Certaines personnes te voient un peu comme un alien de la musique électronique, t’en penses quoi ?
Chelou !
Philipp Gorbachev, tu es aussi Rony Douglas (comme dans sa chanson du même nom, ndlr) The Naked Man (son autre projet, ndlr), tout ça à la fois ?
Oui, et tu oublies Isaac Johan, nore groupe avec Matias Aguayo et d’autres artistes qu’on garde secrets, et aussi ДЭКА, mon nouveau groupe qui déchire à Moscou, avec Obgon. On vient de sortir l’album, tu devrais checker !
Mais, The Naked Man, c’est qui ?
C’est un projet live post-techno et post-industriel.
Ta première manière de faire la fête, c’était quoi pour toi ?
Depuis tout petit, j’adore me déguiser. Je me souviens je préparais des spectacles spéciaux chez moi, pour les invités, je chantais et j’utilisais des trucs randoms en guise de batterie.
C’est quoi le truc le plus marquant dont tu te souviens ?
Je me rappelle que les gens aimaient mes spectacles et me donnaient des pièces.
Pourquoi c’est si important de faire la fête ?
Les gens aiment « ne pas s’ennuyer » ensemble. Les gens adorent danser ensemble.
On sortait comment par chez toi quand t’étais jeune ?
Tu sais, j’ai grandi près de Moscou, dans une région forestière, du coup pour moi faire la fête, c’était 50% de conduite et 50% de musique. Résultat ? 100 % musique ! Je me souviens, je prenais les clefs en promettant de rentrer tôt et je ne revenais pas avant l’aube. J’allais à autant de fêtes que je pouvais, j’écoutais les groupes, les djs, je restais bloqué devant les performances…
C’est quoi qui aurait pu tout gâcher, à l’époque ?
Les gens vraiment très bourrés.
Et tes premières vibrations musicales, elles viennent d’où ?
Si tu veux tout savoir, je ne me couchais jamais avant de m’être exercé à la batterie sur… mon oreiller !
Tu as changé ta façon de considérer la musique depuis que tu la produis ?
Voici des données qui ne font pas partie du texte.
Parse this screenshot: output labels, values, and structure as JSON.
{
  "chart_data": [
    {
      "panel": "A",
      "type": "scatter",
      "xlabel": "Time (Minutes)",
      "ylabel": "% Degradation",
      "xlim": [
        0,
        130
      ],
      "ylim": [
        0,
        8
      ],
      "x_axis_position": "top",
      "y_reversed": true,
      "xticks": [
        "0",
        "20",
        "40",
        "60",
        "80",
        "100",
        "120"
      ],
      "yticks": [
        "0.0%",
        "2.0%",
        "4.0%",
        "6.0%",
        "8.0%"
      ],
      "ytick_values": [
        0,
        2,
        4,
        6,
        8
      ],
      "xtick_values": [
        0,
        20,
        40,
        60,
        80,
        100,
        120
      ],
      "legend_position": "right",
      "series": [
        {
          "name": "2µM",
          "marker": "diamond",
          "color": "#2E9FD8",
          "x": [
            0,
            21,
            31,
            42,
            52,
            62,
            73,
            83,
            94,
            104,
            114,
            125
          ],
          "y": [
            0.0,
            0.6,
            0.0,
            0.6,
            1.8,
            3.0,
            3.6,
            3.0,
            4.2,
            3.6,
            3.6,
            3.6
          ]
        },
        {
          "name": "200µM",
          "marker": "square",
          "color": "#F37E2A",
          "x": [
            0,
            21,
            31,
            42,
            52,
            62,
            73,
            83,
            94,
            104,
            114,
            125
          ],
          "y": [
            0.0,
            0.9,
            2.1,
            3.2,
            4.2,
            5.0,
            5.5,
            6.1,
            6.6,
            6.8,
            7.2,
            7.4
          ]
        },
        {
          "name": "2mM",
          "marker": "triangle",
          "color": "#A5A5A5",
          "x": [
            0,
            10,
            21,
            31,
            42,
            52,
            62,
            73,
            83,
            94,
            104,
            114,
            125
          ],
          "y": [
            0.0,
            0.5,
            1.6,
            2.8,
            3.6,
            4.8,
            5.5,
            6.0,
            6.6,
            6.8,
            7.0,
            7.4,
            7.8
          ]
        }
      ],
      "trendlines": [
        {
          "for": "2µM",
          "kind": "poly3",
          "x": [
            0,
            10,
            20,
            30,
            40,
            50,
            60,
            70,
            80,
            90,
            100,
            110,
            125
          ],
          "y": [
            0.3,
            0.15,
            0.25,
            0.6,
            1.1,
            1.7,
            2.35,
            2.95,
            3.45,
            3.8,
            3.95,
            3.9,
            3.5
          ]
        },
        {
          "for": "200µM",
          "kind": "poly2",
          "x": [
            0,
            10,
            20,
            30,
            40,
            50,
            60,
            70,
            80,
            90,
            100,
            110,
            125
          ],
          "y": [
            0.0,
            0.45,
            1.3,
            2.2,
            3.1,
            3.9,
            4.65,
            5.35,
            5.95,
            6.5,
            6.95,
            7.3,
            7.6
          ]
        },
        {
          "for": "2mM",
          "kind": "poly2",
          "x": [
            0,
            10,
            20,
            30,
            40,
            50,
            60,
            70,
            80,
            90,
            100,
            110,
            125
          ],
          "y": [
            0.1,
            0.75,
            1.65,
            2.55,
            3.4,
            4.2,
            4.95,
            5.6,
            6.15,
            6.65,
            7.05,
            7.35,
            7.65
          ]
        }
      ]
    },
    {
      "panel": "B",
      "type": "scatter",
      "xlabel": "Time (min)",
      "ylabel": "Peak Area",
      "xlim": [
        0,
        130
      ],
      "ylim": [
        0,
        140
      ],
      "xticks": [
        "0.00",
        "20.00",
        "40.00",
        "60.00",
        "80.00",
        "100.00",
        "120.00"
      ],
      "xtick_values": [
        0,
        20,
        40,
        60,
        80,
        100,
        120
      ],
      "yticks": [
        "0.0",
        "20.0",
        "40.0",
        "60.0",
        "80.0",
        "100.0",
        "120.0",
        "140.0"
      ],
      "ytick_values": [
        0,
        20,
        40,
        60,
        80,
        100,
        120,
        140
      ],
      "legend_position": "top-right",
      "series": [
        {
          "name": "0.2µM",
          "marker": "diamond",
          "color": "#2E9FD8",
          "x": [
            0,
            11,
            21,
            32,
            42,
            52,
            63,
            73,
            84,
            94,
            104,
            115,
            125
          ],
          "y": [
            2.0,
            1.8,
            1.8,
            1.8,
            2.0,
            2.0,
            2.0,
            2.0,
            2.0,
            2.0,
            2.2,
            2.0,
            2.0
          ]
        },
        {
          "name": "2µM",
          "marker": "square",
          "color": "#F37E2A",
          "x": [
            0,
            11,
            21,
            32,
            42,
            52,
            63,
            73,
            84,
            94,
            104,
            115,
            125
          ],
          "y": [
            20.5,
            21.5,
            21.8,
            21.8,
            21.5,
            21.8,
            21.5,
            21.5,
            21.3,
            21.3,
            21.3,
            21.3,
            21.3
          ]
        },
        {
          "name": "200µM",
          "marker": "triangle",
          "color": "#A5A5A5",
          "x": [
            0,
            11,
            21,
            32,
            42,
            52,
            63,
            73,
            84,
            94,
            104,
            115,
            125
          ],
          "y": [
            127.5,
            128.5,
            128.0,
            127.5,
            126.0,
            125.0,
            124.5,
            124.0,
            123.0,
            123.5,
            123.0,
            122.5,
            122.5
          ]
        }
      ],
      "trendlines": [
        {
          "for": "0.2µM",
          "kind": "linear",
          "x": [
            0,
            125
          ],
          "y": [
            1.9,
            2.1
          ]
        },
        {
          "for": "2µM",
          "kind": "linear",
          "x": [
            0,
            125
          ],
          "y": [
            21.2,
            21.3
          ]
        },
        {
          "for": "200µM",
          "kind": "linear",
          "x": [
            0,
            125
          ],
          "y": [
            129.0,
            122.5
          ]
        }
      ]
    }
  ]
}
Oui, c’est pour ça qu’en dehors de de mes dernières sorties sur PG Tune, cette année j’ai enregistré cinq épisodes lives en tant que nouveau résident sur Rinse FM, puis j’ai lancé une nouvelle émission qui s’appelle KOLOKOL sur la radio Comeme, dédié à la recherche sur le son and le tintement des cloches d’église.
Tu te souviens de ton tout premier dj set ?
Non mais je me souviens de ma première date à Paris, c’était au Rex club en 2011. Je crois que c’était mon deuxième show en Europe seulement, c’est grâce à Matias Aguayo que j’ai pu jouer là.
C’est quoi ton rituel avant de monter sur scène ?
Je prie parce que je suis reconnaissant au Seigneur de me permettre de vivre de la manière dont je vis.
Tu te sens comment dans ces moments là ?
Tu verras à la soirée du 26 ! (clin d’oeil)
Tu vois des inconvénients dans le fait de faire partie du monde de la nuit ?
Non, c’est l’amour qui régit le monde !
« Arrêtez de caler l’artiste contre les murs ou dans un coin, laissez-nous la liberté de danser nous aussi ! »
Il se passe quoi au fait sur la scène musicale russe ?
Elle explose en ce moment ! Tout pleins de nouveaux artistes émergent, de nouveaux talents, un peu partout, ça me rend très très heureux !
Tu sors beaucoup toi, quand tu ne joues pas ?
Tout dépend. Mais je dis jamais non à une session de danse au Berghain.
En Europe, fut une époque où faire la fête pouvait être politique. Tu crois que cette époque est dépassée ?
Tu sais, on fonctionne par cycles donc je ne sais pas. Perso j’adore jouer dans des lieux un peu marginaux, ou dans des soirées qui ont un engagement, une force politique ou de positionnement comme le Mamba Negra où j’ai joué à Sao Paulo. Je n’oublierai jamais les fêtes que le collectif ARMA17 donnait à Moscou dans des bâtiments abandonnés également…
Tu as donc un côté militant dans ta façon à toi de faire partie de ce monde ?
Oui, et comme je dis toujours « tu ne peux pas prétendre changer le monde avec ta musique, si le sound system de ta soirée est merdique ».
Tu les vois comment sortir les gens dans 20 ans ?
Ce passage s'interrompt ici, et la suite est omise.